Los verdaderos cambios –no los de simple slogan- la mayoría de las veces se producen de forma imperceptible, silenciosa, sin aspavientos, ni violencia. La gente no los visualiza y generalmente las elites los detectan cuando éstos ya llevan bastante avance. El nuevo orden, el cambio legítimo y verdadero, no provendrá de las elites, ni de algún iluminado de turno, sino y como siempre debería ser, de los propios ciudadanos.
Desde inicios de la época moderna, el eje de casi todas las disputas políticas ha sido el cambio, entendido como la contraposición entre un orden político y social vetusto, desgastado y otro renovado, esperanzador y con futuro. (Antiguo Régimen versus la Revolución; absolutismo versus liberalismo; capitalismo versus marxismo, tradicionalismo versus modernidad, etc).
En esa misma lógica, en Chile la mayor parte de las disputas políticas del último tiempo han girado en torno al tema del cambio, que se ha vuelto el eje para definir la contraposición entre los candidatos y establecer sus diferencias.
Sin embargo, lo viejo y lo nuevo no son posiciones estáticas, ni absolutas sino contextuales, y el paso del tiempo y el discurso siempre se encargan de alterar o exacerbar esas percepciones.
En 1990 la Concertación representaba un posible nuevo orden en todo sentido (por eso su slogan “La Alegría ya viene”), mientras que el régimen militar significaba lo viejo, la continuidad del sistema dictatorial y los tiempos de mayor fractura política.
Luego de casi 20 años en el poder, ante la ciudadanía la Concertación ha perdido ese semblante novedoso, no sólo por el paso natural del tiempo, sino también por otros factores como la falta de nuevos liderazgos, una creciente tendencia a la partidocracia, y el mantenimiento de la institucionalidad autoritaria casi intacta.
En ese contexto, la Alianza ha levantado del discurso del cambio como foco central de su oferta política, no tanto por que ésta represente lo nuevo ni el cambio verdadero, sino más bien por una imperiosa necesidad, poder diferenciarse de la Concertación, porque de lo contrario no puede hacerlo en el contexto político actual.
En otras palabras, sin el slogan del cambio, la Alianza es igual que la Concertación en cuanto alternativa electoral, pues sus planteamientos no van más allá de criticar el tiempo que lleva la Concertación en el poder (la misma idea era la alternancia) y la forma en que han administrado el orden político imperante (mediante la simple apelación a traer a los mejores para gobernar).

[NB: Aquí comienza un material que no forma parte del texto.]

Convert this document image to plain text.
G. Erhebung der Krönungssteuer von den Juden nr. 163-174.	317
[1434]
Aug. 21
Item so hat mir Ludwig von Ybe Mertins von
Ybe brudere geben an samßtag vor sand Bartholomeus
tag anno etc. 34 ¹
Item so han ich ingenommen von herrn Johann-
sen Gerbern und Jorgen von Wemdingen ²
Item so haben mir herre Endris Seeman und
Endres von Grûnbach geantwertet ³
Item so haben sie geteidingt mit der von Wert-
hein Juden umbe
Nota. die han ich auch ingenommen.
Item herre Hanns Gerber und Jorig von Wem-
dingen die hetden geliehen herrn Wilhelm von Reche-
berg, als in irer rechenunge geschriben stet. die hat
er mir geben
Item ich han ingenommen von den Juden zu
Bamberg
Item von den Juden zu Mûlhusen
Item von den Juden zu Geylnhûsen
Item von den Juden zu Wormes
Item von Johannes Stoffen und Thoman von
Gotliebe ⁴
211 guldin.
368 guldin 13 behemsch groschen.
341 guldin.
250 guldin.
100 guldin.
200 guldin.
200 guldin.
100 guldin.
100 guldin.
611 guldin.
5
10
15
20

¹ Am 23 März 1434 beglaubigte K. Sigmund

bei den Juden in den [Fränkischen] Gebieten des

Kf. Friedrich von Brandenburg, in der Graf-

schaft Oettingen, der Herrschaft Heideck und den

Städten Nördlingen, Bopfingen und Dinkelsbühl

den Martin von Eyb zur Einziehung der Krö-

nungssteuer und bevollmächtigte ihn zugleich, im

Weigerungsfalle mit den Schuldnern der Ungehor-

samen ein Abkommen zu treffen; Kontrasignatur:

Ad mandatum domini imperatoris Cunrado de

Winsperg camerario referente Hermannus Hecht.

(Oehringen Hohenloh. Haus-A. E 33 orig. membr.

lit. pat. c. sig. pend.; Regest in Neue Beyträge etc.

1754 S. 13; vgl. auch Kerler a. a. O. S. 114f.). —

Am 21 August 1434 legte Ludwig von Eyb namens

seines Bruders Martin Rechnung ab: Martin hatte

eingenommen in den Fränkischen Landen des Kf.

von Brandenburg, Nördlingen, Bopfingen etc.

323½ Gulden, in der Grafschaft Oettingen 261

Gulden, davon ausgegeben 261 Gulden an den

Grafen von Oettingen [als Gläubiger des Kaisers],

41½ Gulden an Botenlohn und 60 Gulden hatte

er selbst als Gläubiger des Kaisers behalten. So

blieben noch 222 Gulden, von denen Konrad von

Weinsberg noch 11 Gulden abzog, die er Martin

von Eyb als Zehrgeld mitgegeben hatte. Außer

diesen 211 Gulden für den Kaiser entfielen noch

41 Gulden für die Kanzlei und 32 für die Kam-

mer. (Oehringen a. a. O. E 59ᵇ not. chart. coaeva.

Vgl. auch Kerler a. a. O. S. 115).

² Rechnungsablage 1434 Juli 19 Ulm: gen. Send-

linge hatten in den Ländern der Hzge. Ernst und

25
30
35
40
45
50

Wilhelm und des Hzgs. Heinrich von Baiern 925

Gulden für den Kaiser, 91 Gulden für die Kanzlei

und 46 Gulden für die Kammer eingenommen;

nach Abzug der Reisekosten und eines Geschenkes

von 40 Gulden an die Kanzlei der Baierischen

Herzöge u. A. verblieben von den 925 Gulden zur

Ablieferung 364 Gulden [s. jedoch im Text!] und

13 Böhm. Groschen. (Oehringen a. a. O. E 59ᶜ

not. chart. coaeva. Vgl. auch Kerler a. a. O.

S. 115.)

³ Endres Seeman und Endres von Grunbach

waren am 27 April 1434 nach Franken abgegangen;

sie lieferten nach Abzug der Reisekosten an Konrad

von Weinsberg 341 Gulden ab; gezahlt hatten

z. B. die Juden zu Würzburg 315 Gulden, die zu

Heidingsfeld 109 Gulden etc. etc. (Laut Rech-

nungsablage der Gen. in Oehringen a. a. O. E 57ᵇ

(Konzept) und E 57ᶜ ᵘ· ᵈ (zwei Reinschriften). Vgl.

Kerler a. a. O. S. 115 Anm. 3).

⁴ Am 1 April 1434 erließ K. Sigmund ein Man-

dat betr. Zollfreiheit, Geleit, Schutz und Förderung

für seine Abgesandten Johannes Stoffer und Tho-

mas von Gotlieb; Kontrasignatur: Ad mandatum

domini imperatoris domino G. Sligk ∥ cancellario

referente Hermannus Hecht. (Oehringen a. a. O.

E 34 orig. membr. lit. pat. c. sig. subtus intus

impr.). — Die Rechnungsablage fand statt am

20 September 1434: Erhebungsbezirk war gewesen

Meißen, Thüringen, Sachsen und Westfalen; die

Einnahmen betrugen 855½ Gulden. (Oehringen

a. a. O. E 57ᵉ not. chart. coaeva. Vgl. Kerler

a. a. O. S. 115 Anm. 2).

Si nos abstenemos de esos dos factores, la Concertación y la Alianza no se diferencian en mucho sólo que uno quiere mantener el poder y el otro llegar a éste. Es una diferencia de forma, no de fondo. Y eso, los ciudadanos lo notan cada vez más.
En otras palabras, ambas coaliciones representan el viejo orden político (que es el imperante hoy día) que sigue siendo el orden institucional estructurado y planificado durante el régimen militar, con un sistema electoral tutelado que ha mantenido a las mismas elites políticas por 20 años, que ha fortalecido un sistema partidocrático, y ha dado paso a una oligarquía buró-empresarial transversal.
En forma creciente, para más ciudadanos, ambos sectores (la Concertación y la Alianza) representan a quienes por 20 años han hegemonizado la política en cuanto representación y han hecho usufructo del sistema político y electoral para beneficio propio.
Ambos sectores encargan un orden institucional que pierde creciente validez, porque es cada vez menos representativo, está cada vez más viciado en su interior, y no es más que una oligarquía isonómica, donde existen derechos civiles iguales, pero no derechos políticos iguales.
La gente lo sabe, y la prensa de vez en cuando lo hace notar.
Los otros candidatos, aún cuando proponen cambios, terminan por validar la misma estructura institucional al entrar en el juego electoral, y también al desarrollar en sus propias organizaciones, los mismos vicios y prácticas que critican.
En otras palabras, los candidatos se convierten en las opciones que el sistema ofrece y permite y no las opciones que los ciudadanos pretenden o consideran.
Por eso, muchos ciudadanos no votarán por ninguno de los candidatos en estas elecciones y quizás en varias más. Ese es y será el verdadero cambio. Esa es la verdadera revolución. Esa es la forma de cambiar el fondo y no sólo la forma.
El nuevo orden, el cambio legítimo y verdadero, no provendrá de las elites, ni de algún iluminado de turno, sino y como siempre debería ser, de los propios ciudadanos, de forma silenciosa e imperceptible.